Accordo sul petrolio: festeggiano le Borse, tremano gli automobilisti

Ha stupito anche i più ottimisti l’accordo OPEC, che ha fatto balzare le quotazioni del petrolio del 9%, portando quelle del Brent tra i 52 e i 53 dollari e del Wti americano a ridosso dei 50 dollari al barile. Le quotazioni sono sui massimi dell’anno, quando le speranze sembravano essere svanite sul raggiungimento di un’intesa tra i 14 membri del cartello, responsabili di oltre un terzo dell’offerta mondiale. Ma cosa ha convinto l’Arabia Saudita a decidersi finalmente ad assecondare le richieste degli alleati per un taglio della produzione, dopo averle respinte per oltre due anni? I bassi prezzi di questi ultimi tempi hanno provocato enormi disagi alle finanze statali dei principali produttori mondiali, specie a economie come Russia, Arabia Saudita, Venezuela, Nigeria, tra le maggiori dipendenti dal petrolio. Se fosse solo questa la spiegazione, sarebbe molto parziale. I sauditi dispongono, infatti, di riserve valutarie prossime a 600 miliardi di dollari, in grado di coprire il disavanzo fiscale di quasi 100 miliardi dello scorso anno per almeno altri sei esercizi. E senza tenere conto di altre opzioni disponibili, come la svalutazione del cambio e l’IPO di Aramco, il colosso energetico statale, stimato in non meno di 2.000 miliardi di dollari.

Sarebbe stata convenienza dei sauditi prolungare la crisi attuale, in modo da portare sull’orlo del baratro i principali concorrenti, aumentando le proprie quote di mercato. Tuttavia, i bassi prezzi creano problemi alla produzione nel lungo termine. Secondo Wood Mackenzie, dal 2015 al 2020, gli investimenti nel settore petrolifero diminuirebbero di 740 miliardi, rispetto alle stime effettuate nel 2014, prima del crollo delle quotazioni.

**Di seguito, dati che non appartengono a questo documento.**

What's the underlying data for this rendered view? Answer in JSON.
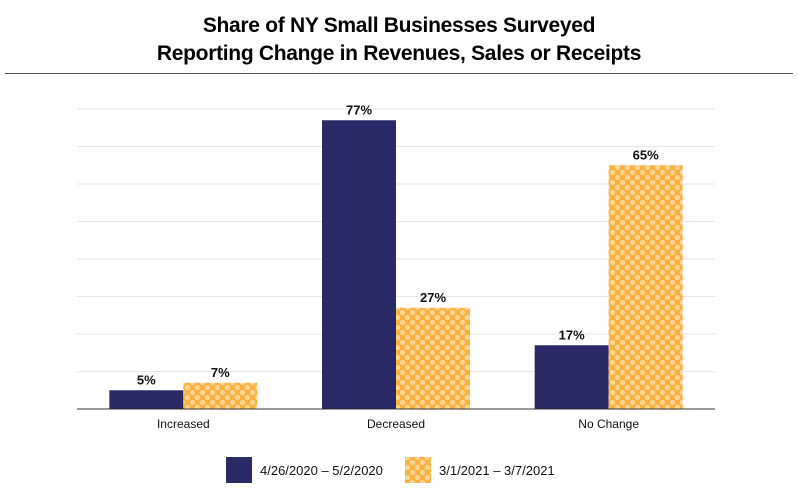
{
  "chart_data": {
    "type": "bar",
    "title_line1": "Share of NY Small Businesses Surveyed",
    "title_line2": "Reporting Change in Revenues, Sales or Receipts",
    "categories": [
      "Increased",
      "Decreased",
      "No Change"
    ],
    "series": [
      {
        "name": "4/26/2020 – 5/2/2020",
        "values": [
          5,
          77,
          17
        ],
        "labels": [
          "5%",
          "77%",
          "17%"
        ],
        "color": "#2a2a66"
      },
      {
        "name": "3/1/2021 – 3/7/2021",
        "values": [
          7,
          27,
          65
        ],
        "labels": [
          "7%",
          "27%",
          "65%"
        ],
        "color": "#fbb040",
        "pattern_color": "#fdd591"
      }
    ],
    "xlabel": "",
    "ylabel": "",
    "ylim": [
      0,
      80
    ],
    "grid": true,
    "legend": "bottom-center"
  }
}
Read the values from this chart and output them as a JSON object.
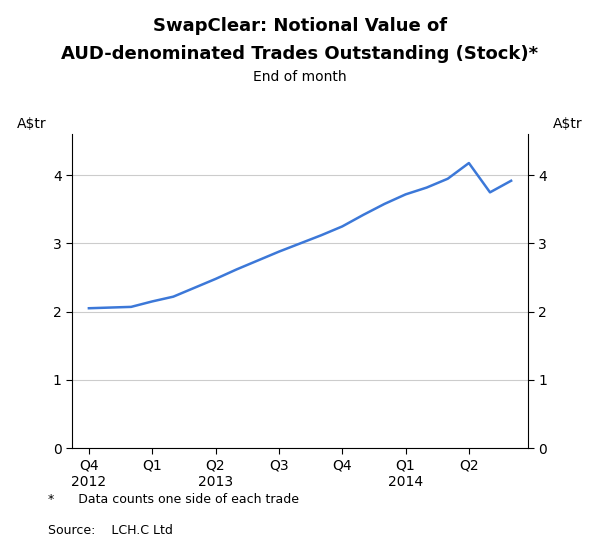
{
  "title_line1": "SwapClear: Notional Value of",
  "title_line2": "AUD-denominated Trades Outstanding (Stock)*",
  "subtitle": "End of month",
  "ylabel_left": "A$tr",
  "ylabel_right": "A$tr",
  "footnote1": "*      Data counts one side of each trade",
  "footnote2": "Source:    LCH.C Ltd",
  "line_color": "#3c78d8",
  "line_width": 1.8,
  "x_monthly": [
    0,
    1,
    2,
    3,
    4,
    5,
    6,
    7,
    8,
    9,
    10,
    11,
    12,
    13,
    14,
    15,
    16,
    17,
    18,
    19,
    20
  ],
  "y_vals": [
    2.05,
    2.06,
    2.07,
    2.15,
    2.22,
    2.35,
    2.48,
    2.62,
    2.75,
    2.88,
    3.0,
    3.12,
    3.25,
    3.42,
    3.58,
    3.72,
    3.82,
    3.95,
    4.18,
    3.75,
    3.92
  ],
  "x_tick_pos": [
    0,
    3,
    6,
    9,
    12,
    15,
    18
  ],
  "x_tick_labels": [
    "Q4\n2012",
    "Q1",
    "Q2\n2013",
    "Q3",
    "Q4",
    "Q1\n2014",
    "Q2"
  ],
  "yticks": [
    0,
    1,
    2,
    3,
    4
  ],
  "ylim": [
    0,
    4.6
  ],
  "xlim": [
    -0.8,
    20.8
  ],
  "background_color": "#ffffff",
  "grid_color": "#cccccc",
  "spine_color": "#000000",
  "title_fontsize": 13,
  "subtitle_fontsize": 10,
  "tick_fontsize": 10,
  "footnote_fontsize": 9
}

Quando i prezzi del petrolio sono più bassi, viene meno l’incentivo delle compagnie ad investire per la ricerca di nuovi pozzi, dato che sale la quantità di petrolio, che pur disponibile, non sarebbe conveniente estrarre, in quanto il costo tenderebbe a superare i ricavi. Ma un taglio eccessivo degli investimenti implica una produzione futura più bassa e potenzialmente una carenza di offerta, tale da fare impennare le quotazioni.

Ma una riduzione delle quote di produzione porterà anche  all’innalzamento del prezzo del petrolio e quindi dei suoi derivati come la benzina. E come sapete gli aumenti dei carburanti non aspettano le nuove forniture ma alla pompa aumentano all’istante. Così le Borse festeggiano, ma gli automobilisti un po’ meno.